There is a moral and spiritual logic in Trakl’s vision of the world’s decline. The routine chain of cause and effect operates within the sensible physical world. Trakl opens the door to the possibility of metaphysical causes producing tangible events.

Trakl is not a philosopher: certainly not one in the tradition of Kant, Fichte, Schelling, Hegel, or Schopenhauer. Yet he is indirectly encountering some of the metaphysical topics which are known to philosophers.

It is not mere abstract principles of metaphysics which interest Trakl. The events he describes or envisions are loaded with value, whether good or evil:

It is a feature of the figural imagination to think of the world, not as an encapsulated realm in which cause and effect succeed each other with relentless horizontality, but rather to conceive of existence in time as an open-ended situation that may at any moment (and does, indeed, at all moments, although not always perceptibly) undergo a sudden incursion of God’s free action.

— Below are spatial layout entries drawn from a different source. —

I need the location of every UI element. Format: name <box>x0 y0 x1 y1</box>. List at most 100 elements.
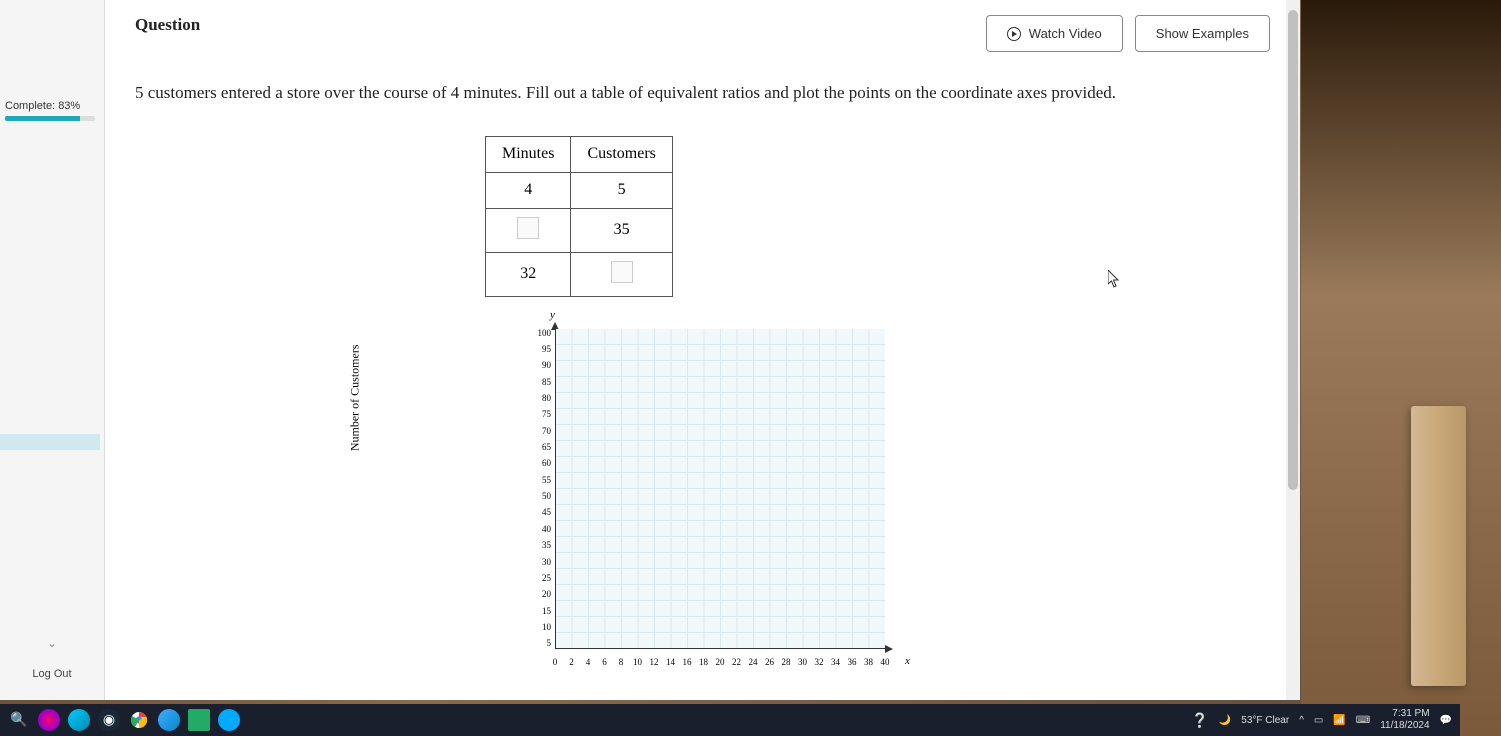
keyboard-icon[interactable]: ⌨ <box>1356 715 1370 726</box>
x-tick: 6 <box>597 657 613 667</box>
y-tick: 95 <box>523 345 551 354</box>
y-tick: 55 <box>523 476 551 485</box>
x-axis-ticks: 0246810121416182022242628303234363840 <box>547 657 893 667</box>
table-header-minutes: Minutes <box>486 136 571 172</box>
book-object <box>1411 406 1466 686</box>
progress-label: Complete: 83% <box>5 100 99 112</box>
play-circle-icon <box>1007 27 1021 41</box>
x-tick: 40 <box>877 657 893 667</box>
y-tick: 5 <box>523 639 551 648</box>
x-tick: 38 <box>861 657 877 667</box>
cell-minutes: 32 <box>486 252 571 296</box>
x-tick: 14 <box>663 657 679 667</box>
y-tick: 20 <box>523 590 551 599</box>
weather-icon: 🌙 <box>1219 715 1231 726</box>
notifications-icon[interactable]: 💬 <box>1440 715 1452 726</box>
progress-bar <box>5 116 95 121</box>
y-tick: 10 <box>523 623 551 632</box>
wifi-icon[interactable]: 📶 <box>1333 715 1345 726</box>
table-header-customers: Customers <box>571 136 672 172</box>
x-tick: 28 <box>778 657 794 667</box>
coordinate-plane[interactable]: Number of Customers y x 1009590858075706… <box>375 317 795 677</box>
x-tick: 30 <box>795 657 811 667</box>
y-tick: 100 <box>523 329 551 338</box>
help-icon[interactable]: ❔ <box>1191 712 1208 729</box>
progress-fill <box>5 116 80 121</box>
x-tick: 10 <box>630 657 646 667</box>
x-tick: 24 <box>745 657 761 667</box>
y-tick: 75 <box>523 410 551 419</box>
plot-grid[interactable] <box>555 329 885 649</box>
y-tick: 50 <box>523 492 551 501</box>
x-tick: 12 <box>646 657 662 667</box>
sidebar-highlight[interactable] <box>0 434 100 450</box>
taskbar[interactable]: 🔍 ◉ ❔ 🌙 53°F Clear ^ ▭ 📶 ⌨ 7:31 PM 11/18… <box>0 704 1460 736</box>
table-row: 32 <box>486 252 673 296</box>
arrow-right-icon <box>885 645 893 653</box>
y-tick: 85 <box>523 378 551 387</box>
cell-customers: 5 <box>571 172 672 208</box>
x-tick: 4 <box>580 657 596 667</box>
logout-link[interactable]: Log Out <box>32 668 71 680</box>
x-tick: 20 <box>712 657 728 667</box>
x-letter: x <box>905 655 910 667</box>
y-tick: 45 <box>523 508 551 517</box>
table-row: 35 <box>486 208 673 252</box>
cell-customers-input[interactable] <box>571 252 672 296</box>
y-tick: 40 <box>523 525 551 534</box>
clock[interactable]: 7:31 PM 11/18/2024 <box>1380 708 1429 732</box>
app-icon-4[interactable] <box>218 709 240 731</box>
scrollbar-thumb[interactable] <box>1288 10 1298 490</box>
steam-icon[interactable]: ◉ <box>98 709 120 731</box>
app-icon-3[interactable] <box>188 709 210 731</box>
browser-window: Complete: 83% ⌄ Log Out Question Watch V… <box>0 0 1300 700</box>
start-icon[interactable]: 🔍 <box>8 709 30 731</box>
tray-chevron-icon[interactable]: ^ <box>1299 715 1304 726</box>
chrome-icon[interactable] <box>128 709 150 731</box>
table-row: 4 5 <box>486 172 673 208</box>
show-examples-button[interactable]: Show Examples <box>1135 15 1270 52</box>
date-text: 11/18/2024 <box>1380 720 1429 732</box>
x-tick: 8 <box>613 657 629 667</box>
mouse-cursor-icon <box>1108 270 1122 293</box>
app-icon[interactable] <box>38 709 60 731</box>
y-tick: 70 <box>523 427 551 436</box>
edge-icon[interactable] <box>68 709 90 731</box>
cell-minutes: 4 <box>486 172 571 208</box>
ratio-table: Minutes Customers 4 5 35 32 <box>485 136 673 297</box>
y-tick: 65 <box>523 443 551 452</box>
y-tick: 30 <box>523 558 551 567</box>
x-tick: 34 <box>828 657 844 667</box>
y-tick: 15 <box>523 607 551 616</box>
show-examples-label: Show Examples <box>1156 26 1249 41</box>
chevron-down-icon[interactable]: ⌄ <box>47 636 57 650</box>
watch-video-label: Watch Video <box>1029 26 1102 41</box>
time-text: 7:31 PM <box>1380 708 1429 720</box>
x-tick: 22 <box>729 657 745 667</box>
y-axis-ticks: 1009590858075706560555045403530252015105 <box>523 329 551 649</box>
system-tray[interactable]: ❔ 🌙 53°F Clear ^ ▭ 📶 ⌨ 7:31 PM 11/18/202… <box>1191 708 1452 732</box>
main-content: Question Watch Video Show Examples 5 cus… <box>105 0 1300 700</box>
y-tick: 90 <box>523 361 551 370</box>
cell-minutes-input[interactable] <box>486 208 571 252</box>
question-text: 5 customers entered a store over the cou… <box>135 80 1225 106</box>
y-tick: 35 <box>523 541 551 550</box>
sidebar: Complete: 83% ⌄ Log Out <box>0 0 105 700</box>
watch-video-button[interactable]: Watch Video <box>986 15 1123 52</box>
x-tick: 2 <box>564 657 580 667</box>
cell-customers: 35 <box>571 208 672 252</box>
x-tick: 16 <box>679 657 695 667</box>
x-tick: 18 <box>696 657 712 667</box>
battery-icon[interactable]: ▭ <box>1314 715 1323 726</box>
background-photo <box>1301 0 1501 736</box>
x-tick: 26 <box>762 657 778 667</box>
weather-text[interactable]: 53°F Clear <box>1241 715 1289 726</box>
app-icon-2[interactable] <box>158 709 180 731</box>
x-tick: 0 <box>547 657 563 667</box>
scrollbar-track[interactable] <box>1286 0 1300 700</box>
y-tick: 25 <box>523 574 551 583</box>
y-axis-label: Number of Customers <box>348 344 363 451</box>
x-tick: 32 <box>811 657 827 667</box>
question-title: Question <box>135 15 200 35</box>
y-tick: 60 <box>523 459 551 468</box>
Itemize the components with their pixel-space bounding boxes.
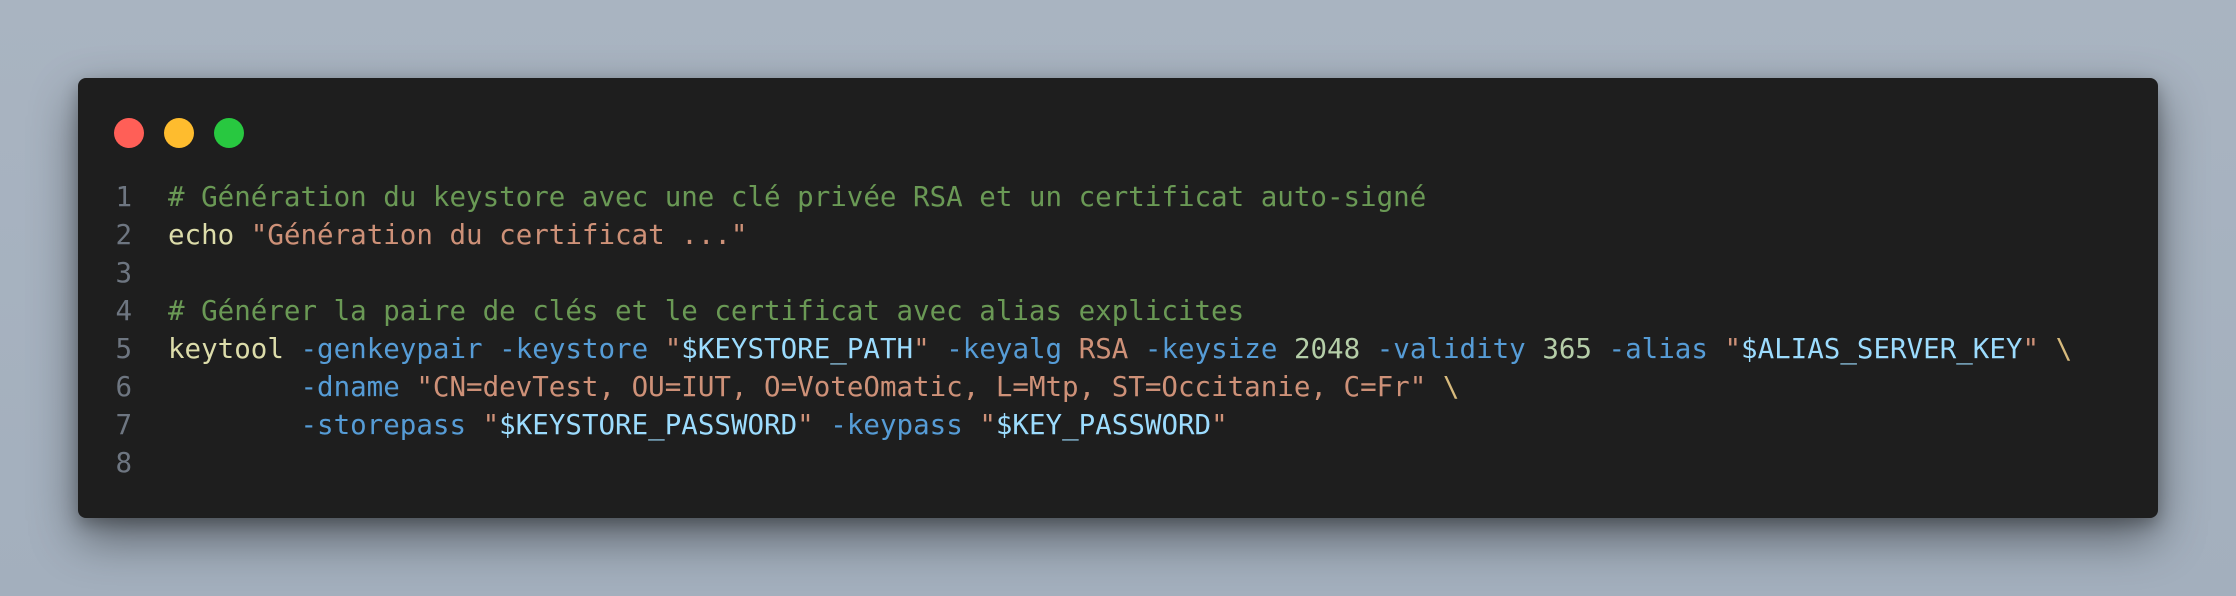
code-token-num: 365 (1542, 333, 1592, 365)
code-token-comment: # Générer la paire de clés et le certifi… (168, 295, 1245, 327)
code-token-flag: -validity (1376, 333, 1526, 365)
code-token-comment: # Génération du keystore avec une clé pr… (168, 181, 1427, 213)
line-number: 8 (115, 447, 132, 479)
line-content: # Générer la paire de clés et le certifi… (132, 292, 2158, 330)
code-window: 1 # Génération du keystore avec une clé p… (78, 78, 2158, 518)
code-token-flag: -keypass (830, 409, 963, 441)
line-content: keytool -genkeypair -keystore "$KEYSTORE… (132, 330, 2158, 368)
close-button[interactable] (114, 118, 144, 148)
code-token-var: $KEYSTORE_PATH (681, 333, 914, 365)
code-line: 2 echo "Génération du certificat ..." (78, 216, 2158, 254)
code-token-str: " (664, 333, 682, 365)
line-number: 6 (115, 371, 132, 403)
code-line: 8 (78, 444, 2158, 482)
line-content (132, 254, 2158, 292)
code-token-str: "Génération du certificat ..." (250, 219, 748, 251)
code-token-var: $KEY_PASSWORD (995, 409, 1212, 441)
code-token-flag: -keyalg (946, 333, 1063, 365)
code-token-flag: -alias (1608, 333, 1708, 365)
code-token-str: " (2022, 333, 2040, 365)
code-token-cont: \ (2055, 333, 2073, 365)
line-content: # Génération du keystore avec une clé pr… (132, 178, 2158, 216)
code-token-str: " (797, 409, 814, 441)
line-content: -storepass "$KEYSTORE_PASSWORD" -keypass… (132, 406, 2158, 444)
maximize-button[interactable] (214, 118, 244, 148)
code-line: 7 -storepass "$KEYSTORE_PASSWORD" -keypa… (78, 406, 2158, 444)
code-line: 1 # Génération du keystore avec une clé p… (78, 178, 2158, 216)
line-number: 2 (115, 219, 132, 251)
code-token-flag: -keysize (1144, 333, 1278, 365)
line-number: 7 (115, 409, 132, 441)
code-line: 6 -dname "CN=devTest, OU=IUT, O=VoteOmat… (78, 368, 2158, 406)
line-content: -dname "CN=devTest, OU=IUT, O=VoteOmatic… (132, 368, 2158, 406)
code-line: 5 keytool -genkeypair -keystore "$KEYSTOR… (78, 330, 2158, 368)
minimize-button[interactable] (164, 118, 194, 148)
line-number: 5 (115, 333, 132, 365)
code-token-cmd: keytool (168, 333, 284, 365)
code-token-str: " (1724, 333, 1742, 365)
code-token-var: $KEYSTORE_PASSWORD (499, 409, 798, 441)
code-token-flag: -dname (300, 371, 400, 403)
code-token-str: " (979, 409, 996, 441)
code-token-str: " (1211, 409, 1228, 441)
code-token-str: " (482, 409, 500, 441)
code-token-flag: -genkeypair (300, 333, 483, 365)
code-token-cont: \ (1442, 371, 1460, 403)
code-editor[interactable]: 1 # Génération du keystore avec une clé p… (78, 178, 2158, 482)
line-number: 4 (115, 295, 132, 327)
code-token-num: 2048 (1293, 333, 1361, 365)
line-content (132, 444, 2158, 482)
line-number: 3 (115, 257, 132, 289)
code-token-str: RSA (1078, 333, 1129, 365)
code-token-flag: -keystore (499, 333, 649, 365)
code-line: 3 (78, 254, 2158, 292)
window-controls (114, 118, 244, 148)
code-token-str: " (913, 333, 930, 365)
code-token-flag: -storepass (300, 409, 467, 441)
code-token-cmd: echo (168, 219, 235, 251)
code-token-str: "CN=devTest, OU=IUT, O=VoteOmatic, L=Mtp… (416, 371, 1427, 403)
line-number: 1 (115, 181, 132, 213)
line-content: echo "Génération du certificat ..." (132, 216, 2158, 254)
code-line: 4 # Générer la paire de clés et le certif… (78, 292, 2158, 330)
code-token-var: $ALIAS_SERVER_KEY (1741, 333, 2023, 365)
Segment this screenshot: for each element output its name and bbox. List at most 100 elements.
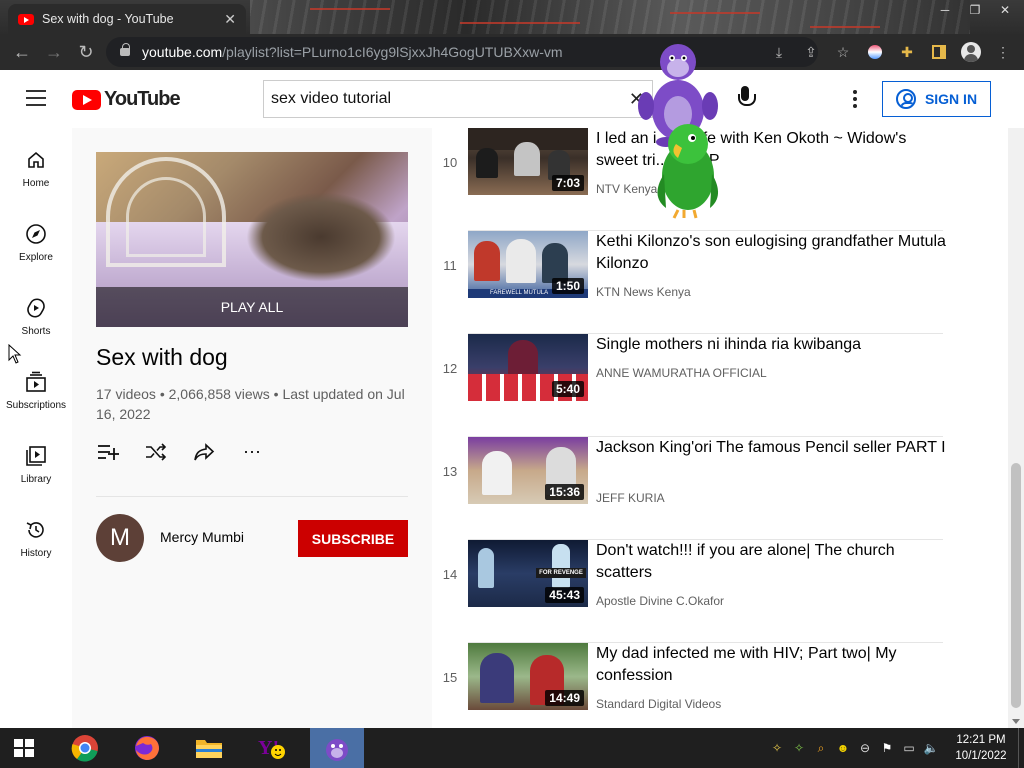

Trakl sees destruction coming to his society — slowly or quickly — and anticipates wreckage which will be left afterwards. Yet his tone is not one of fear or panic. Nor does he condemn: he is not a prophet of wrath, he takes no joy in the world’s downfall.

Is the coming collapse a punishment? If so, is it just? Is it God’s vengeance? Trakl doesn’t answer directly. His focus is on finding some way to retain meaning in the midst of the disintegration, and in so doing, offer some hint of renewal after the unraveling of civilization.

He views the apocalypse not sensationalistically in the manner of a tabloid newspaper — die Boulevardzeitungen were already well-known in Trakl’s day — but rather seeks for himself, and hopes to explain to others, a cosmic context which shattering of culture makes sense, even if it is a painful sense.

Trakl’s description of his painful experience is, then, in keeping with his figural view of the world as embodied in his poems. The devastating event, furthermore, leads the poet to formulate a desire for persevering in the “doing of the truth,” an expression pregnant with scriptural associations concerning those who are doers and not mere hearers of the Word.

The power of Trakl’s lyric style is that it universally evokes within the reader a sense of darkness — dunkel, finster, düster — in a literal optical sense of those words, words which occur frequently in his texts. Even in passages which don’t use those words, the sensation of darkness is inevitably and involuntarily called forth in the mind of the reader.

There is an internal tension within Trakl’s texts between, on the one hand the attempt to explain a framework within which the world’s destruction has some meaning, and on the other hand, the pain and darkness of that destruction. Erasmo Leiva-Merikakis explains:

We must conclude that, in some manner, Trakl regards his frightful experience as occurring within a context that determines, but is not to be equated with, the immediate phenomena of namelessness, painfulness, and unremitting darkness (steinernes Dunkel).

There are dozens of occurrences of words like Schatten, dunkel, finster, and düster in Trakl’s poems. Yet references to Wahrheit are also significant.

In a poem titled Heiterer Frühling Trakl makes this melancholy observation:

Wie scheint doch alles Werdende so krank!

Yet only a few lines later use some form of wahr twice, followed immediately by a reference to Matthew 28:20, the last sentence of the last chapter of Matthew’s text: an ending, but an ending with a forward-looking promise.

So schmerzlich gut und wahrhaft ist, was lebt;
Und leise rührt dich an ein alter Stein:
Wahrlich! Ich werde immer bei euch sein.
O Mund! der durch die Silberweide bebt.

In a poem titled Romanze zur Nacht Trakl describes a way of seeing which is truthful. This could even be a programmatic statement for his lyricism.

Sehr friedlich schaut zur Nacht das Kind
Mit Augen, die ganz wahrhaft sind.

The truth of Trakl’s texts is his gift to the dying world: a gift which will give meaning to this death, and which lays the foundation, however ambiguous, for a life after this death. Trakl predicts a cataclysmic downfall, but does so with sympathy, empathy, and compassion. His prediction is true, and because it is, it can point the way to rebirth after the disintegration.